Ora è davanti ai miei occhi, trafficando con uno strano arnese mentre una smorfia inquisitoria gli deforma il viso, mentre io rimugino sul colloquio con il Supremo Tic Tac (La massima autorità serafica, parlando di Angeli).

‘Ritengo, Angelo numero 078…”
“Ramiro”
“Non mi interrompere, chiaro?”
sbraitò subitamente, mentre improvvisava una danza demenziale
“Mi scusi…”
“Dicevo… A che stavo, aspetta…”
Piroettò sul posto “Ci sono, sei promosso!”
“Ma io non ho fatto nessun esame!”
contestai animatamente
“Non contraddire il capo. Da questo momento sei un Cupido!”
Sgranai gli occhi, come se un getto d’acqua fredda avesse appena attentato alla mia sanità fisica “Come?”
“Hai sentito perfettamente, ragazzo e ora fuori che sta per iniziare Casi Angeles!”
“E cos’è?”
“Un programma televisivo terrestre”
mi informò, un po’ importunato dalla mia continua processione di interrogativi futili
“Parla di angeli, per caso?” Grande intuizione, eh?
“Quasi” Ed emise una risata che sapeva di condiscendenza.

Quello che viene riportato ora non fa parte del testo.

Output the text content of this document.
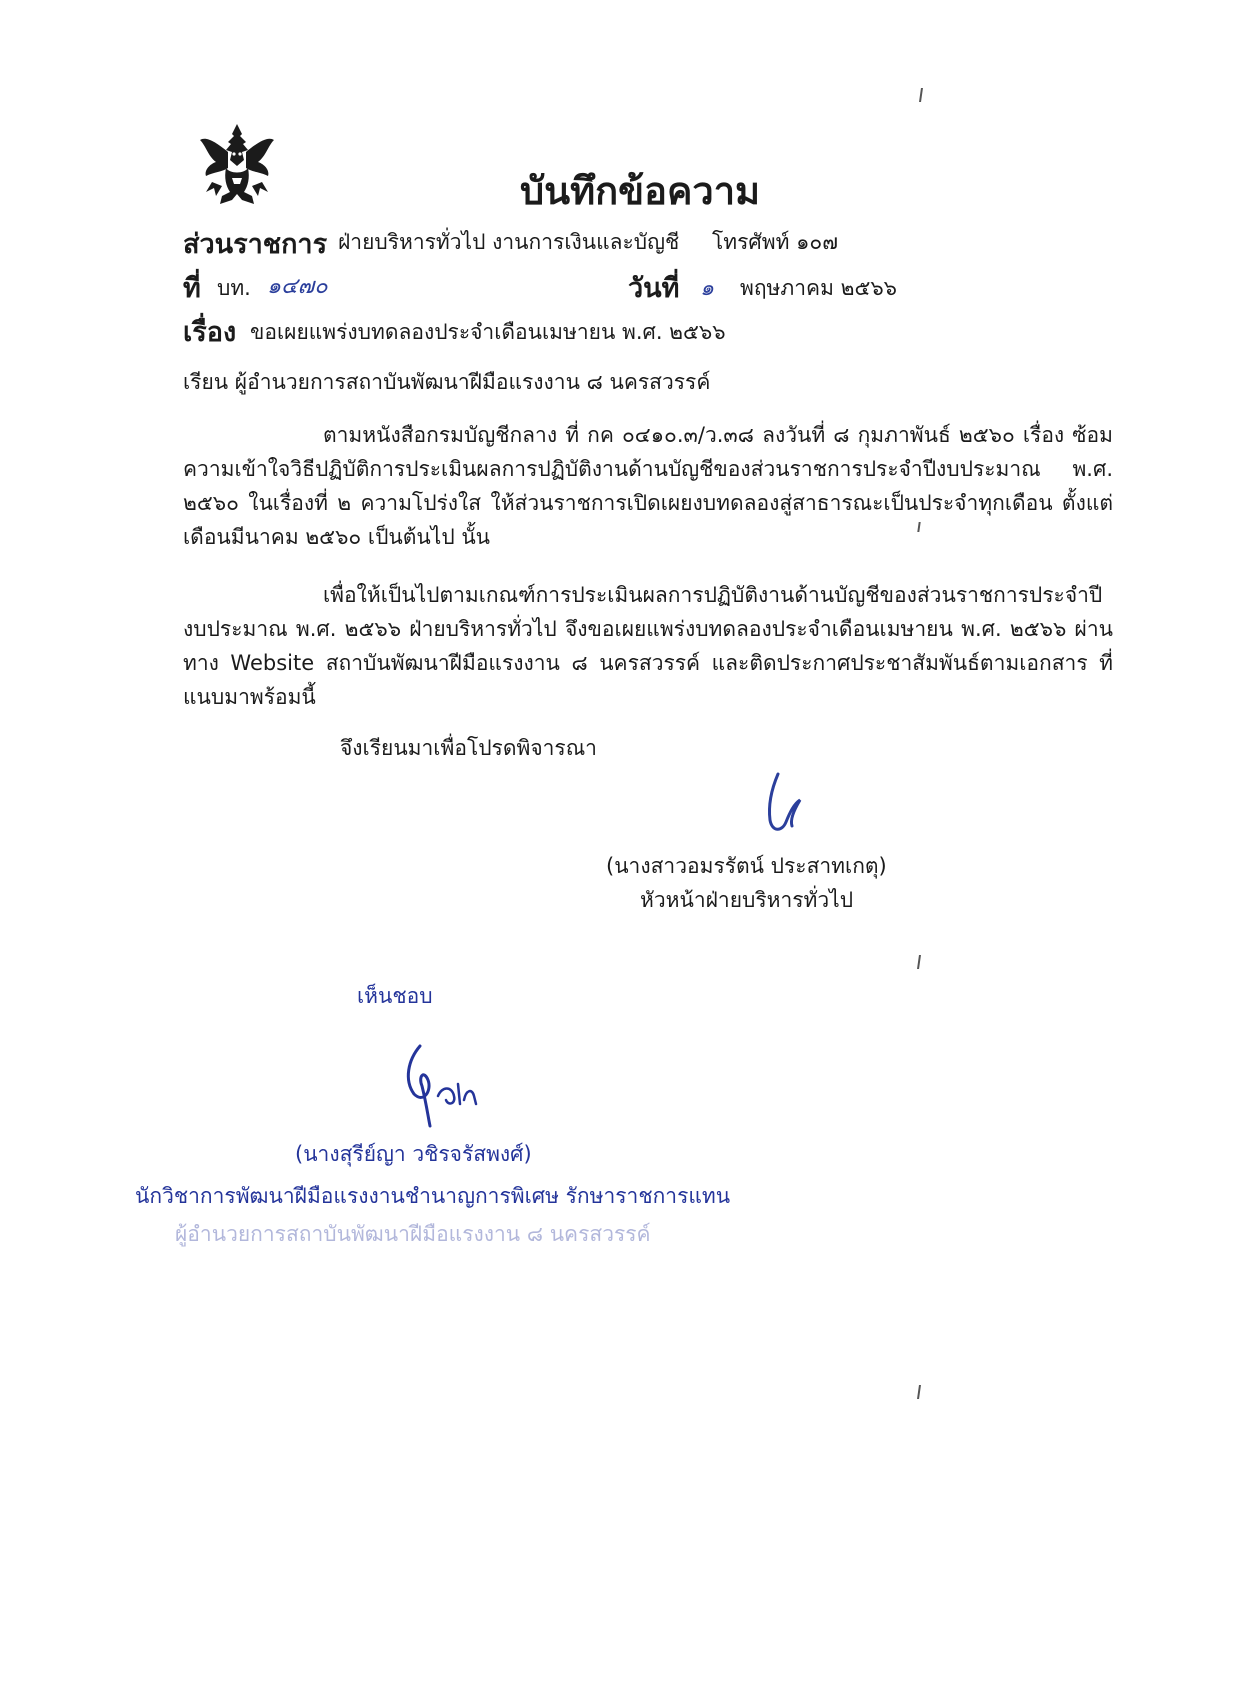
บันทึกข้อความ
ส่วนราชการ ฝ่ายบริหารทั่วไป งานการเงินและบัญชี โทรศัพท์ ๑๐๗
ที่ บท. ๑๔๗๐	วันที่ ๑ พฤษภาคม ๒๕๖๖
เรื่อง ขอเผยแพร่งบทดลองประจำเดือนเมษายน พ.ศ. ๒๕๖๖
เรียน ผู้อำนวยการสถาบันพัฒนาฝีมือแรงงาน ๘ นครสวรรค์
ตามหนังสือกรมบัญชีกลาง ที่ กค ๐๔๑๐.๓/ว.๓๘ ลงวันที่ ๘ กุมภาพันธ์ ๒๕๖๐ เรื่อง ซ้อมความเข้าใจวิธีปฏิบัติการประเมินผลการปฏิบัติงานด้านบัญชีของส่วนราชการประจำปีงบประมาณ พ.ศ. ๒๕๖๐ ในเรื่องที่ ๒ ความโปร่งใส ให้ส่วนราชการเปิดเผยงบทดลองสู่สาธารณะเป็นประจำทุกเดือน ตั้งแต่เดือนมีนาคม ๒๕๖๐ เป็นต้นไป นั้น
เพื่อให้เป็นไปตามเกณฑ์การประเมินผลการปฏิบัติงานด้านบัญชีของส่วนราชการประจำปี งบประมาณ พ.ศ. ๒๕๖๖ ฝ่ายบริหารทั่วไป จึงขอเผยแพร่งบทดลองประจำเดือนเมษายน พ.ศ. ๒๕๖๖ ผ่านทาง Website สถาบันพัฒนาฝีมือแรงงาน ๘ นครสวรรค์ และติดประกาศประชาสัมพันธ์ตามเอกสาร ที่แนบมาพร้อมนี้
จึงเรียนมาเพื่อโปรดพิจารณา
(นางสาวอมรรัตน์ ประสาทเกตุ)
หัวหน้าฝ่ายบริหารทั่วไป
เห็นชอบ
(นางสุรีย์ญา วชิรจรัสพงศ์)
นักวิชาการพัฒนาฝีมือแรงงานชำนาญการพิเศษ รักษาราชการแทน
ผู้อำนวยการสถาบันพัฒนาฝีมือแรงงาน ๘ นครสวรรค์
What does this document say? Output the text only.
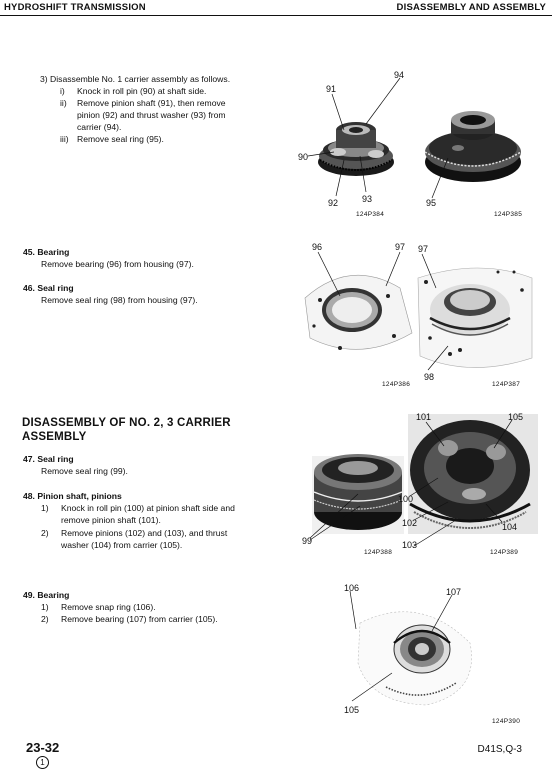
HYDROSHIFT TRANSMISSION	DISASSEMBLY AND ASSEMBLY
3) Disassemble No. 1 carrier assembly as follows.
i) Knock in roll pin (90) at shaft side.
ii) Remove pinion shaft (91), then remove
pinion (92) and thrust washer (93) from
carrier (94).
iii) Remove seal ring (95).
45. Bearing
Remove bearing (96) from housing (97).
46. Seal ring
Remove seal ring (98) from housing (97).
DISASSEMBLY OF NO. 2, 3 CARRIER
ASSEMBLY
47. Seal ring
Remove seal ring (99).
48. Pinion shaft, pinions
1) Knock in roll pin (100) at pinion shaft side and
remove pinion shaft (101).
2) Remove pinions (102) and (103), and thrust
washer (104) from carrier (105).
49. Bearing
1) Remove snap ring (106).
2) Remove bearing (107) from carrier (105).
91
94
90
92	93	95
124P384	124P385
96	97 97
98
124P386	124P387
101	105
100
102	104
99	103
124P388	124P389
106	107
105
124P390
23-32
1
D41S,Q-3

Risvegliandomi dal mio entimema, ritrovo ancora Nicolas che contempla una foto con fare tedioso, o almeno lo credevo fin quando i suoi occhi cerulei non si intrisero di lacrime, in uno slancio di emotività travolgente. E pensare che Nicolas è la personificazione della forza bruta mascolina.
“Nico? Tutto bene… Si è deteriorato l’arco?” chiesi con molta discrezione
“No” mi rispose, con fare teatrale
“Hai avuto una rievocazione?”
“No”
Una febbrile agitazione mi pervase subitamente, temendo che il Supremo avesse deviato la sua idea di promuovermi.
“Il Supremo ha cambiato idea?”
Nicolas fece cenno di negazione con il capo e mi sentii a dir poco sollevato. I singulti frenetici detonarono in uno scrosciante piagnisteo. Alla faccia della forza bruta!
“Allora che ti prende?”
Inizio a mimare febbrilmente, ma Nicolas, essendo di poca cognizione, impedì di decifrare il suo male. Oggi era loquace quanto un pesce nella boccia.
“Ti hanno retrocesso?” ricominciai con voce calma
“No”
“Ti hanno tagliato le mani?”
Nicolas assentì, lasciandomi muto e cogitabondo nella confusione totale.
“Ma se sono lì!” notificai, sull’orlo della psicopatia
“Mi sono tagliato con la carta!”
Oh, Supremo Tic Tac, fa che non lo sbrani seduta stante. Oh, Santa Pace, fa che non gli lanci un esplosivo nei pantaloni. Oh, Santo Piripillo, fa che non debba prendere un gattino per calmarmi…
La restante programmazione andrà in onda in fascia protetta.

***

Sedevo su una nuvola, a contemplare uno stormo di piccoli uccelli mentre le loro ali volteggiavano febbrilmente, inebriando quel che era un tedioso e cogitabondo pomeriggio.
Ero assorto nel pensiero che un giorno avrei volato più in alto di loro, congetture ridicole, ma quando vivi qui in Paradiso il minimo che puoi fare è pensare. A meno che non sopraggiungano i tuoi beniamini, pronti ad allietarti con qualche aneddoto delle loro fatiche. I miei sono Tacho e Mar, ma dall’intera durata del pomeriggio, neanche un fruscio d’ali da parte loro (In senso figurato, noi non abbiamo ali). Perciò iniziai a rimuginare su un confuso pronostico dei miei futuri casi disperati, tra parentesi, che da due anni, o giù di lì, sono in lite con l’amore. Non credete fine sia obiettivo, il mio compito sarà quello di incentivare le due persone a dare inizio a una storia d’amore e se non dovesse funzionare… Saprò a chi dare la colpa.
Un subitaneo aroma di pasta dentifricia, sapientemente combinato al sapore di biscotto, inebria nelle mie narici, portandomi alla mente una velatura assopita di ristoro e quiete, un toccasana per il mio spirito che non resiste al richiamo dolce dei ricordi… Valeria.
Questo è la sua inconfondibile essenza, una risoluta franchezza di cui mi beavo ogni singolo giorno da Angelo Custode. La mia bambina, la mia protetta, una personalità difficile da scalfire, se consideriamo gli otto anni della mia vita (Per scelta un Angelo può invecchiare, ma io ho deciso che rimarrò nel corpo di un aitante diciassettenne, nel pieno delle sue doti fisiche. Non per vantarmi, ma sono un bel bocconcino) che ho impiegato per darle un freno a quei toni forti e le condotte brutali, modellate dalle sue cattive compagnie. Ancora ho alla mente il nostro primo incontro…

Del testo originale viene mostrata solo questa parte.